Wahlverwandt
Oftmals hat sie uns sinnreiche Geschichten aus ihrem langen Leben erzählt. Unsere Besuche bei ihr gehörten zu unseren wiederkehrenden Bedürfnissen. Lisa ist über die Jahre hinweg zu unserer vertrauten Wahlverwandten geworden.
An einem sonnigen Junitag des vorigen Jahres feierten wir gemeinsam ihren 100. Geburtstag. Sie hat diese Stunden sichtlich genossen, und wir waren mit ebensolcher Stimmung ganz bei ihr. Nun ist ihr Leben zu Ende gegangen. Friedlich sei sie eingeschlafen, so erzählt uns ihre Nichte, die ihr stets fürsorglich zur Seite stand. Wir haben uns gemeinsam mit den Familienangehörigen von ihr verabschiedet, mit dem würdigen Kirchgang und der nachfolgenden Feier in der gepflegten Dorfgaststätte „Zu den Drei Linden“, die dazu angetan war, ihr nochmals in nachdenklicher Ruhe und in Gesprächen zu gedenken.
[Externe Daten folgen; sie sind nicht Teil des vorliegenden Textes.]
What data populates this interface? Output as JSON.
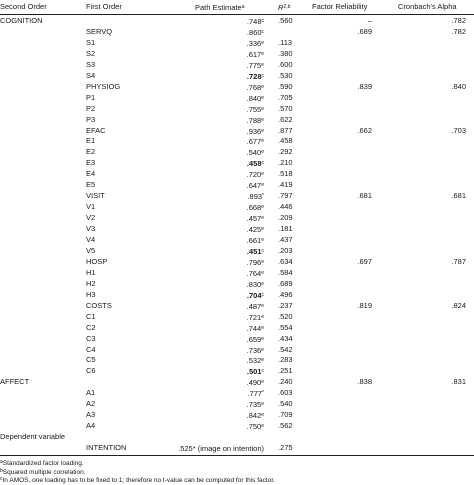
{
  "headers": {
    "second_order": "Second Order",
    "first_order": "First Order",
    "path_estimate": "Path Estimate",
    "path_estimate_sup": "a",
    "r2": "R",
    "r2_sup": "2,b",
    "factor_reliability": "Factor Reliability",
    "cronbach": "Cronbach's Alpha"
  },
  "rows": [
    {
      "so": "COGNITION",
      "fo": "",
      "pe": ".748",
      "pe_sup": "c",
      "pe_bold": false,
      "r2": ".560",
      "fr": "–",
      "ca": ".782"
    },
    {
      "so": "",
      "fo": "SERVQ",
      "pe": ".860",
      "pe_sup": "c",
      "pe_bold": false,
      "r2": "",
      "fr": ".689",
      "ca": ".782"
    },
    {
      "so": "",
      "fo": "S1",
      "pe": ".336",
      "pe_sup": "e",
      "pe_bold": false,
      "r2": ".113",
      "fr": "",
      "ca": ""
    },
    {
      "so": "",
      "fo": "S2",
      "pe": ".617",
      "pe_sup": "e",
      "pe_bold": false,
      "r2": ".380",
      "fr": "",
      "ca": ""
    },
    {
      "so": "",
      "fo": "S3",
      "pe": ".775",
      "pe_sup": "e",
      "pe_bold": false,
      "r2": ".600",
      "fr": "",
      "ca": ""
    },
    {
      "so": "",
      "fo": "S4",
      "pe": ".728",
      "pe_sup": "c",
      "pe_bold": true,
      "r2": ".530",
      "fr": "",
      "ca": ""
    },
    {
      "so": "",
      "fo": "PHYSIOG",
      "pe": ".768",
      "pe_sup": "e",
      "pe_bold": false,
      "r2": ".590",
      "fr": ".839",
      "ca": ".840"
    },
    {
      "so": "",
      "fo": "P1",
      "pe": ".840",
      "pe_sup": "e",
      "pe_bold": false,
      "r2": ".705",
      "fr": "",
      "ca": ""
    },
    {
      "so": "",
      "fo": "P2",
      "pe": ".755",
      "pe_sup": "e",
      "pe_bold": false,
      "r2": ".570",
      "fr": "",
      "ca": ""
    },
    {
      "so": "",
      "fo": "P3",
      "pe": ".788",
      "pe_sup": "e",
      "pe_bold": false,
      "r2": ".622",
      "fr": "",
      "ca": ""
    },
    {
      "so": "",
      "fo": "EFAC",
      "pe": ".936",
      "pe_sup": "e",
      "pe_bold": false,
      "r2": ".877",
      "fr": ".662",
      "ca": ".703"
    },
    {
      "so": "",
      "fo": "E1",
      "pe": ".677",
      "pe_sup": "e",
      "pe_bold": false,
      "r2": ".458",
      "fr": "",
      "ca": ""
    },
    {
      "so": "",
      "fo": "E2",
      "pe": ".540",
      "pe_sup": "e",
      "pe_bold": false,
      "r2": ".292",
      "fr": "",
      "ca": ""
    },
    {
      "so": "",
      "fo": "E3",
      "pe": ".458",
      "pe_sup": "c",
      "pe_bold": true,
      "r2": ".210",
      "fr": "",
      "ca": ""
    },
    {
      "so": "",
      "fo": "E4",
      "pe": ".720",
      "pe_sup": "e",
      "pe_bold": false,
      "r2": ".518",
      "fr": "",
      "ca": ""
    },
    {
      "so": "",
      "fo": "E5",
      "pe": ".647",
      "pe_sup": "e",
      "pe_bold": false,
      "r2": ".419",
      "fr": "",
      "ca": ""
    },
    {
      "so": "",
      "fo": "VISIT",
      "pe": ".893",
      "pe_sup": "*",
      "pe_bold": false,
      "r2": ".797",
      "fr": ".681",
      "ca": ".681"
    },
    {
      "so": "",
      "fo": "V1",
      "pe": ".668",
      "pe_sup": "e",
      "pe_bold": false,
      "r2": ".446",
      "fr": "",
      "ca": ""
    },
    {
      "so": "",
      "fo": "V2",
      "pe": ".457",
      "pe_sup": "e",
      "pe_bold": false,
      "r2": ".209",
      "fr": "",
      "ca": ""
    },
    {
      "so": "",
      "fo": "V3",
      "pe": ".425",
      "pe_sup": "e",
      "pe_bold": false,
      "r2": ".181",
      "fr": "",
      "ca": ""
    },
    {
      "so": "",
      "fo": "V4",
      "pe": ".661",
      "pe_sup": "e",
      "pe_bold": false,
      "r2": ".437",
      "fr": "",
      "ca": ""
    },
    {
      "so": "",
      "fo": "V5",
      "pe": ".451",
      "pe_sup": "c",
      "pe_bold": true,
      "r2": ".203",
      "fr": "",
      "ca": ""
    },
    {
      "so": "",
      "fo": "HOSP",
      "pe": ".796",
      "pe_sup": "e",
      "pe_bold": false,
      "r2": ".634",
      "fr": ".697",
      "ca": ".787"
    },
    {
      "so": "",
      "fo": "H1",
      "pe": ".764",
      "pe_sup": "e",
      "pe_bold": false,
      "r2": ".584",
      "fr": "",
      "ca": ""
    },
    {
      "so": "",
      "fo": "H2",
      "pe": ".830",
      "pe_sup": "e",
      "pe_bold": false,
      "r2": ".689",
      "fr": "",
      "ca": ""
    },
    {
      "so": "",
      "fo": "H3",
      "pe": ".704",
      "pe_sup": "c",
      "pe_bold": true,
      "r2": ".496",
      "fr": "",
      "ca": ""
    },
    {
      "so": "",
      "fo": "COSTS",
      "pe": ".487",
      "pe_sup": "e",
      "pe_bold": false,
      "r2": ".237",
      "fr": ".819",
      "ca": ".824"
    },
    {
      "so": "",
      "fo": "C1",
      "pe": ".721",
      "pe_sup": "e",
      "pe_bold": false,
      "r2": ".520",
      "fr": "",
      "ca": ""
    },
    {
      "so": "",
      "fo": "C2",
      "pe": ".744",
      "pe_sup": "e",
      "pe_bold": false,
      "r2": ".554",
      "fr": "",
      "ca": ""
    },
    {
      "so": "",
      "fo": "C3",
      "pe": ".659",
      "pe_sup": "e",
      "pe_bold": false,
      "r2": ".434",
      "fr": "",
      "ca": ""
    },
    {
      "so": "",
      "fo": "C4",
      "pe": ".736",
      "pe_sup": "e",
      "pe_bold": false,
      "r2": ".542",
      "fr": "",
      "ca": ""
    },
    {
      "so": "",
      "fo": "C5",
      "pe": ".532",
      "pe_sup": "e",
      "pe_bold": false,
      "r2": ".283",
      "fr": "",
      "ca": ""
    },
    {
      "so": "",
      "fo": "C6",
      "pe": ".501",
      "pe_sup": "c",
      "pe_bold": true,
      "r2": ".251",
      "fr": "",
      "ca": ""
    },
    {
      "so": "AFFECT",
      "fo": "",
      "pe": ".490",
      "pe_sup": "e",
      "pe_bold": false,
      "r2": ".240",
      "fr": ".838",
      "ca": ".831"
    },
    {
      "so": "",
      "fo": "A1",
      "pe": ".777",
      "pe_sup": "*",
      "pe_bold": false,
      "r2": ".603",
      "fr": "",
      "ca": ""
    },
    {
      "so": "",
      "fo": "A2",
      "pe": ".735",
      "pe_sup": "e",
      "pe_bold": false,
      "r2": ".540",
      "fr": "",
      "ca": ""
    },
    {
      "so": "",
      "fo": "A3",
      "pe": ".842",
      "pe_sup": "e",
      "pe_bold": false,
      "r2": ".709",
      "fr": "",
      "ca": ""
    },
    {
      "so": "",
      "fo": "A4",
      "pe": ".750",
      "pe_sup": "e",
      "pe_bold": false,
      "r2": ".562",
      "fr": "",
      "ca": ""
    },
    {
      "so": "Dependent variable",
      "fo": "",
      "pe": "",
      "pe_sup": "",
      "pe_bold": false,
      "r2": "",
      "fr": "",
      "ca": ""
    },
    {
      "so": "",
      "fo": "INTENTION",
      "pe": ".525* (image on intention)",
      "pe_sup": "",
      "pe_bold": false,
      "r2": ".275",
      "fr": "",
      "ca": ""
    }
  ],
  "notes": [
    {
      "sup": "a",
      "text": "Standardized factor loading."
    },
    {
      "sup": "b",
      "text": "Squared multiple correlation."
    },
    {
      "sup": "c",
      "text": "In AMOS, one loading has to be fixed to 1; therefore no t-value can be computed for this factor."
    }
  ]
}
Wohl Mancher resümierte in diesen Augenblicken mit den Gedanken an die Verstorbene, dass das eigene Leben nicht unendlich ist. Lisa hat ein maßvolles Leben geführt, und von dieser Lebensart hat ihre Gesundheit bis ins hohe Alter profitiert, bis sich dennoch unumgängliche Beschwerden einstellten. Die hat sie in aller Offenheit und Kürze geschildert, ohne dass sie daraus eine klagende Litanei werden ließ. Stets ist sie zurückgekehrt zu ihrer beschwichtigenden Antwort: „Ich weiß ja, wie alt ich bin!“
Mit diesem Selbstverständnis schaffte sie sich ihre Lebensübersicht und Lebensgestaltung. Immer hat sie dabei demütige Dankbarkeit geäußert, die insbesondere ihren nahen Verwandten galt. Die Familie war ihre große Stütze, auch im Ertragen der unerfreulichen Weltgeschehnisse. Oft hat sie das Handeln menschlicher Unvernunft nicht mehr verstanden, doch sie hat sich bis zuletzt mit bewundernswürdigem Orientierungsvermögen darin zurechtgefunden.